Eddy Bernard

Personal information
- Nationality: Malaysian
- Born: 12 January 2001 (age 25) Beluran, Sabah

Sport
- Sport: Track and field
- Disability class: T44
- Coached by: Hamberi Mahat

Medal record
Men's para-athletics
Representing Malaysia
Paralympic Games
| Bronze medal – third place | 2024 Paris | 100 m T44 |
World Championships
| Silver medal – second place | 2024 Kobe | 100 m T44 |
Asian Para Games
| Gold medal – first place | 2018 Jakarta | Long jump T44/62/64 |
| Silver medal – second place | 2022 Hangzhou | 100 m T44 |
ASEAN Para Games
| Gold medal – first place | 2017 Kuala Lumpur | 100 m T37 |
| Gold medal – first place | 2017 Kuala Lumpur | Long jump T37 |
| Gold medal – first place | 2022 Surakarta | Long jump T44 |
| Gold medal – first place | 2023 Cambodia | 100 m T44 |
| Gold medal – first place | 2023 Cambodia | Long jump T42/43/44 |
| Silver medal – second place | 2022 Surakarta | 100 m T44/62/64 |
Asian Youth Para Games
| Gold medal – first place | 2017 Dubai | 100 m T38 |
| Gold medal – first place | 2017 Dubai | Long jump T35/38 |

= Eddy Bernard =

Malaysian para-athlete (born 2001)

Eddy Bernard (born 12 January 2001) is a Malaysian sprint and long jump para-athlete and Paralympic athlete.

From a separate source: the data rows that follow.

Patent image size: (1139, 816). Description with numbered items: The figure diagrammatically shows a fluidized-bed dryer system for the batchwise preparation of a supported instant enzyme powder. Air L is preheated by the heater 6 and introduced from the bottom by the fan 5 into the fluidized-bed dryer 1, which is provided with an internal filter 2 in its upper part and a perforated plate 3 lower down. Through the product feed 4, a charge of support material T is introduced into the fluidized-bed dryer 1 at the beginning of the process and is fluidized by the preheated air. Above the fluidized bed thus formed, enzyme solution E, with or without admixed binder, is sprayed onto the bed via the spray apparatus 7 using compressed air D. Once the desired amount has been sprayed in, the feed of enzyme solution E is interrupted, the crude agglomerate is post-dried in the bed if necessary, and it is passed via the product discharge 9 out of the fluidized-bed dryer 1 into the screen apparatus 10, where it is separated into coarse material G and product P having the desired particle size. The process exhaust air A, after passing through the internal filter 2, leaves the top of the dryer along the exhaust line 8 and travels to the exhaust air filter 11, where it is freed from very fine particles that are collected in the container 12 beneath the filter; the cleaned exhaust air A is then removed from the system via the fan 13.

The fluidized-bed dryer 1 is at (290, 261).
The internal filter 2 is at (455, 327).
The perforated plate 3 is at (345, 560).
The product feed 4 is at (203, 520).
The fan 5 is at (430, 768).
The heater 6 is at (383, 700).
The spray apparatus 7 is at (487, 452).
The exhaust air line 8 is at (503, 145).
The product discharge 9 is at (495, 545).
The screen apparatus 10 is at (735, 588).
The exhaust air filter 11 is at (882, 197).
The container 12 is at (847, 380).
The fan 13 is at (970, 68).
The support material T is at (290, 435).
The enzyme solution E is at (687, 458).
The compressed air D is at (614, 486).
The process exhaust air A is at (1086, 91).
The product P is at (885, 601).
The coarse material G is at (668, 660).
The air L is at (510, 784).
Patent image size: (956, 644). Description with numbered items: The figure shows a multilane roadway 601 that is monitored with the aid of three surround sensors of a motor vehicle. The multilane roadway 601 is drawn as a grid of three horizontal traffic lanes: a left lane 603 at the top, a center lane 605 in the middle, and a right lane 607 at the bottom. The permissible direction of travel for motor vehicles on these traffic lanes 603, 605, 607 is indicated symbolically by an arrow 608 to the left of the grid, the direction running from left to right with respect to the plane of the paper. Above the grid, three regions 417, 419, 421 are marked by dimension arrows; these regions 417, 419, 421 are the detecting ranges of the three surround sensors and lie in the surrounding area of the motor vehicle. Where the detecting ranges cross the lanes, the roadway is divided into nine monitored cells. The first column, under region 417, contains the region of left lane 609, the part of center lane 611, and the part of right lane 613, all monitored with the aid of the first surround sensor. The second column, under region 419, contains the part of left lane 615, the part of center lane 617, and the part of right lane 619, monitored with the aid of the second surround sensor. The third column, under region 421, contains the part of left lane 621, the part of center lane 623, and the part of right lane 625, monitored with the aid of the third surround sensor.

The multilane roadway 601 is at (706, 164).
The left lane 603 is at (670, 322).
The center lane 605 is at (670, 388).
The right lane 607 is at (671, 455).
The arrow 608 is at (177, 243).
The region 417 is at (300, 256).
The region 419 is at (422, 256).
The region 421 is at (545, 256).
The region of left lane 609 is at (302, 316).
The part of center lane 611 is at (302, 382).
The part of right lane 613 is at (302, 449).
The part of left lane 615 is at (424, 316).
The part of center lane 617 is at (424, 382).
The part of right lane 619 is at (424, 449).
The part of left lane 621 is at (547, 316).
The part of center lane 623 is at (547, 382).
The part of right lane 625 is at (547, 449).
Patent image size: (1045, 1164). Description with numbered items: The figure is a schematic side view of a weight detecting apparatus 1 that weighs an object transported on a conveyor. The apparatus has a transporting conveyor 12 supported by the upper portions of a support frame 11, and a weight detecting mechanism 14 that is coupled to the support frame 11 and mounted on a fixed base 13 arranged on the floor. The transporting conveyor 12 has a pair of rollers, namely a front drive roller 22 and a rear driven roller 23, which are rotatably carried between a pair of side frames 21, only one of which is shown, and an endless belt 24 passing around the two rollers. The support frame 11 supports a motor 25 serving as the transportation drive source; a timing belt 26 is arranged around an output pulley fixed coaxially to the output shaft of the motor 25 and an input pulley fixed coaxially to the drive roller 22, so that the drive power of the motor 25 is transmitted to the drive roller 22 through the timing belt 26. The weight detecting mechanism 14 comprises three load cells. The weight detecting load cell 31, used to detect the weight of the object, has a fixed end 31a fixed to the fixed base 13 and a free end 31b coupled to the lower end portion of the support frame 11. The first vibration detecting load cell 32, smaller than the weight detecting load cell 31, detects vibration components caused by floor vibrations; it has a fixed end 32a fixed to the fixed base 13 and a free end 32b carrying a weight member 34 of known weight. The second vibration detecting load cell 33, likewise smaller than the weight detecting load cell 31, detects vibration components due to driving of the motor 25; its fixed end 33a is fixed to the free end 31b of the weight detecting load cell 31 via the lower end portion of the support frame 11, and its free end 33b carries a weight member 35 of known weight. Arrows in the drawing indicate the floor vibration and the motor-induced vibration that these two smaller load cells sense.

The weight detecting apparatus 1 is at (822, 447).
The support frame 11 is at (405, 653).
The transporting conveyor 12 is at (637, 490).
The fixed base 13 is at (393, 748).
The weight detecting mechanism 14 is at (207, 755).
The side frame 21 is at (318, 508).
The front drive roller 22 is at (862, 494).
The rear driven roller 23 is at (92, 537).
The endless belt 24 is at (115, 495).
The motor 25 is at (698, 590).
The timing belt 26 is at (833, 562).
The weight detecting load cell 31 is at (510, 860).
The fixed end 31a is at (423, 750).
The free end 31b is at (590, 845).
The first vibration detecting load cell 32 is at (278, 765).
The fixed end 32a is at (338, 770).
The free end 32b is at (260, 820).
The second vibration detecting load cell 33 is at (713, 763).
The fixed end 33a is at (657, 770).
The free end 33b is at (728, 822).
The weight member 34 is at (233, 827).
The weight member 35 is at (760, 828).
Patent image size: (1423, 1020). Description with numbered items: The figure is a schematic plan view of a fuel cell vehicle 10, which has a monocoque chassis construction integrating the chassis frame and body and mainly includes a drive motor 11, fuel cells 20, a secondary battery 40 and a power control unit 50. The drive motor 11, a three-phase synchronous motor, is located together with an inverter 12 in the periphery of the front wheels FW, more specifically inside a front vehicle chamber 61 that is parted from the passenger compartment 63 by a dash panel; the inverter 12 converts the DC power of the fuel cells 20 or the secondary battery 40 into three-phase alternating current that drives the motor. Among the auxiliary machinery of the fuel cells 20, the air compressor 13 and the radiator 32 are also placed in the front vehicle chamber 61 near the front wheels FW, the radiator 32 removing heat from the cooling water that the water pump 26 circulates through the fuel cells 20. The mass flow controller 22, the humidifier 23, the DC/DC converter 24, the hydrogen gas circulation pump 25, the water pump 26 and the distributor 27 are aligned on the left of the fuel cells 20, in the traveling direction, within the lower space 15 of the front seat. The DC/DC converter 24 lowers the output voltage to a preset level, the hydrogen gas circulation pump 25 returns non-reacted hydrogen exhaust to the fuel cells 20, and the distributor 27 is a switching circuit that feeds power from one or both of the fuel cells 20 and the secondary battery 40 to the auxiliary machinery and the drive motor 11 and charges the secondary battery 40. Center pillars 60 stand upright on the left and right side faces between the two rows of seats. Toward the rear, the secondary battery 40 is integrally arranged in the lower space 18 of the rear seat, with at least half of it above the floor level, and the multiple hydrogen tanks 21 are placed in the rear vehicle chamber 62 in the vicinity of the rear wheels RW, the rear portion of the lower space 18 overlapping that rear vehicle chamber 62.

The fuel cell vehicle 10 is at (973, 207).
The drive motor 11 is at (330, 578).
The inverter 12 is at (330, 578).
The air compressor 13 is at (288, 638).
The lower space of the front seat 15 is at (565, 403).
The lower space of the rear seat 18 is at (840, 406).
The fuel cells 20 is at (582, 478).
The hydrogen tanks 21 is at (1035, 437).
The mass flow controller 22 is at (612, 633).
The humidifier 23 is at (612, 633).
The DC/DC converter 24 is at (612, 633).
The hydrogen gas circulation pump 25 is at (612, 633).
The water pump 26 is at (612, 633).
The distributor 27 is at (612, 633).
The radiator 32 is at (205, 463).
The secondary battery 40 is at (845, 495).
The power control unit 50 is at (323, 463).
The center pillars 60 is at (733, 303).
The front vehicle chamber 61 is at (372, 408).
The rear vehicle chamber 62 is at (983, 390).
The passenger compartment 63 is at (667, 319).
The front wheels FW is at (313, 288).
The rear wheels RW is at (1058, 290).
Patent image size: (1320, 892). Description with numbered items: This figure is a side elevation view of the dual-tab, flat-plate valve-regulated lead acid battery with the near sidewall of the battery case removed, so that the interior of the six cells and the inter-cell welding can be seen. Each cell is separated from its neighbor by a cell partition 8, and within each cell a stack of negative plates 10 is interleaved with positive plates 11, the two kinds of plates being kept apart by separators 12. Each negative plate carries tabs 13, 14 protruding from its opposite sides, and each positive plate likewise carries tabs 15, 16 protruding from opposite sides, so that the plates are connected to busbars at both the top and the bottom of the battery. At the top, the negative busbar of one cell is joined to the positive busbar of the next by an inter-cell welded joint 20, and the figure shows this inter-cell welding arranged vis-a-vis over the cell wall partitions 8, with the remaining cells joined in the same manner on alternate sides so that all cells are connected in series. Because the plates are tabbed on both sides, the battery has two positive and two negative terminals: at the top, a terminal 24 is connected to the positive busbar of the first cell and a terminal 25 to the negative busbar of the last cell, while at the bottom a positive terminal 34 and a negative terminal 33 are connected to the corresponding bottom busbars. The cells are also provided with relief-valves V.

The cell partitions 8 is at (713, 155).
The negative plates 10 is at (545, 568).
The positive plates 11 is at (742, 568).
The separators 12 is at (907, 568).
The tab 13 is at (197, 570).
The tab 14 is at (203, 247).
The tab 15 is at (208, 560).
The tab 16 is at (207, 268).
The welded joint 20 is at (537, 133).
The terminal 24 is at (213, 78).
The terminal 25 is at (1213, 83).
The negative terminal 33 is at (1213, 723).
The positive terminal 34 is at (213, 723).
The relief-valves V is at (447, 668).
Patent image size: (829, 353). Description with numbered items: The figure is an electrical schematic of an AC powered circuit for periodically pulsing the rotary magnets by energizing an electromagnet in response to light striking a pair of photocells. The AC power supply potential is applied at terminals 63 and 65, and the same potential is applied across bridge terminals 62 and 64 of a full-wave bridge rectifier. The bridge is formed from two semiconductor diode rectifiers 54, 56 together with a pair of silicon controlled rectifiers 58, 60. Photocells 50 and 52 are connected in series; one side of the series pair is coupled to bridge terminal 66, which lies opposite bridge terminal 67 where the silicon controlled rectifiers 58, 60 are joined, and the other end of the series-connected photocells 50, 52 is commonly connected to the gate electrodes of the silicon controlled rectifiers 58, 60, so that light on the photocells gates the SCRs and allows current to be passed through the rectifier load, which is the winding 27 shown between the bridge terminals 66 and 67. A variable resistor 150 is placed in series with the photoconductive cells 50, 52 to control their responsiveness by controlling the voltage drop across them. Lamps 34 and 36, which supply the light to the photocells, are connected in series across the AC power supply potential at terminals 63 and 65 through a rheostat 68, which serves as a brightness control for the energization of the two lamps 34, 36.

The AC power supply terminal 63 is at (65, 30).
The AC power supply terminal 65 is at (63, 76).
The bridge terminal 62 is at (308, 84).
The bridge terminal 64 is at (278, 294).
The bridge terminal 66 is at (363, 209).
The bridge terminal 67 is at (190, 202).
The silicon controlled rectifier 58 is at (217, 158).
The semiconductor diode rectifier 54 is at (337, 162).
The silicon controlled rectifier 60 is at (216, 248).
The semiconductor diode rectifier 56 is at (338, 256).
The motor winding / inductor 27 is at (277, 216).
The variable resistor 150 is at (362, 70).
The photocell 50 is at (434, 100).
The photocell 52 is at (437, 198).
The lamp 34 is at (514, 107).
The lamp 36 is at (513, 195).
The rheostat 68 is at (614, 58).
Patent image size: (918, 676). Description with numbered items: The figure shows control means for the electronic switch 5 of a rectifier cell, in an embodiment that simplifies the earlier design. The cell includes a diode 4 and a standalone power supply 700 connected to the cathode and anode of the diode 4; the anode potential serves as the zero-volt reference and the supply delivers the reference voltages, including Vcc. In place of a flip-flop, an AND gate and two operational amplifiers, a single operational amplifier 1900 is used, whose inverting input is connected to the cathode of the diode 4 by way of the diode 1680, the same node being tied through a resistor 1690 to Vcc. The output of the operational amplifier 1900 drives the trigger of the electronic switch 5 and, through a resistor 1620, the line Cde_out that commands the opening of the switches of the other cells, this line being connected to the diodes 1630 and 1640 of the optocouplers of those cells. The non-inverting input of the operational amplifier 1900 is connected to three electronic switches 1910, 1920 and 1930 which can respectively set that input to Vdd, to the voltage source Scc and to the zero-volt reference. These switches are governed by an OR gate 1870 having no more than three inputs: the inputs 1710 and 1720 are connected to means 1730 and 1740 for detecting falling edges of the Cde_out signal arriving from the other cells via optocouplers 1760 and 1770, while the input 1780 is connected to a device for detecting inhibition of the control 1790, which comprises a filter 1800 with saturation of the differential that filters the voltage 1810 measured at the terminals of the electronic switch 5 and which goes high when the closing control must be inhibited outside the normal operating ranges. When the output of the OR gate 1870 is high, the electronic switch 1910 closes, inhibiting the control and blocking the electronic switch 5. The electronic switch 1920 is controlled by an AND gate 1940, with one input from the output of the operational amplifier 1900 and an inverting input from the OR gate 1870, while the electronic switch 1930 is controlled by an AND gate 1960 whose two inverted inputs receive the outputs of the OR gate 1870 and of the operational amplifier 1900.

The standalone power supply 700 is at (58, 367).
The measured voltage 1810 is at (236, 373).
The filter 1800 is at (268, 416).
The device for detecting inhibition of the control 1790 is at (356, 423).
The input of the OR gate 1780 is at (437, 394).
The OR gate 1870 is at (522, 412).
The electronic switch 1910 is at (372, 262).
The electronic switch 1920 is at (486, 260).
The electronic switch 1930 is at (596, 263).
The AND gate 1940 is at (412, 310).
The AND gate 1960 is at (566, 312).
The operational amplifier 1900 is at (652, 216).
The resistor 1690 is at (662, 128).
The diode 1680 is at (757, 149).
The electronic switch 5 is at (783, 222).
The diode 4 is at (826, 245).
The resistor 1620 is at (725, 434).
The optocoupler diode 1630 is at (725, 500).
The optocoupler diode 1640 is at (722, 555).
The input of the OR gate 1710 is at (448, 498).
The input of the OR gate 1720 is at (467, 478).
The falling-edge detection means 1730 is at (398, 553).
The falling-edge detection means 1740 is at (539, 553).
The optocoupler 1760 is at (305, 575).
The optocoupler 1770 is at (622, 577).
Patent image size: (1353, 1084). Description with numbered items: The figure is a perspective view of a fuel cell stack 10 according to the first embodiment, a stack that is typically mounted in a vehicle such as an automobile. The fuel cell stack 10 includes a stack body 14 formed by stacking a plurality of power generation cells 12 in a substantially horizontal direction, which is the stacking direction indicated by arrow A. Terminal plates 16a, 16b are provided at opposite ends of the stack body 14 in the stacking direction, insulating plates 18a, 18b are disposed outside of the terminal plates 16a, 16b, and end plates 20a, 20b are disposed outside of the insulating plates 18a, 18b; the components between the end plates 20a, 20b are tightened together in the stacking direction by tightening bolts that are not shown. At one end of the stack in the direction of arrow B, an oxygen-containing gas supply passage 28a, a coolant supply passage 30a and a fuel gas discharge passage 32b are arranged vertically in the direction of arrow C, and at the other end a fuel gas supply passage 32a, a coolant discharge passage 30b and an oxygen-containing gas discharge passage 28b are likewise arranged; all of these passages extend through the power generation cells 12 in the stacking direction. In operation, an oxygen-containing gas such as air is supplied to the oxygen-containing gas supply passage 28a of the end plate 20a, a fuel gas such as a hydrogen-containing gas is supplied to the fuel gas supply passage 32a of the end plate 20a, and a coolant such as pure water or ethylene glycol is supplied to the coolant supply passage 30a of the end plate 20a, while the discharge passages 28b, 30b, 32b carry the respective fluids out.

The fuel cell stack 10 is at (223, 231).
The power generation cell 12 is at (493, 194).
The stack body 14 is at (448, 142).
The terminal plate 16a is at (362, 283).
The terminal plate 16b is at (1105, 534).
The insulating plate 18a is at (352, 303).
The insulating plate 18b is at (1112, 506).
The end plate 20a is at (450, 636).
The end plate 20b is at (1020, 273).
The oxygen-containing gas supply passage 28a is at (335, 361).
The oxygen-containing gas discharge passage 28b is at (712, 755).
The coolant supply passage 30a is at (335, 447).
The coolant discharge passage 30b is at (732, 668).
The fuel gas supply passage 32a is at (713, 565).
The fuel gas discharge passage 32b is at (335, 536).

He represented Malaysia at the 2024 Summer Paralympics where he won a bronze medal in the men's 100 metres T44 event.

== Early life ==
A native of Beluran in Sabah, Eddy was born with a small right leg and a disjointed finger. He attended SMK Beluran in Sabah, and frequently involved in school sporting events.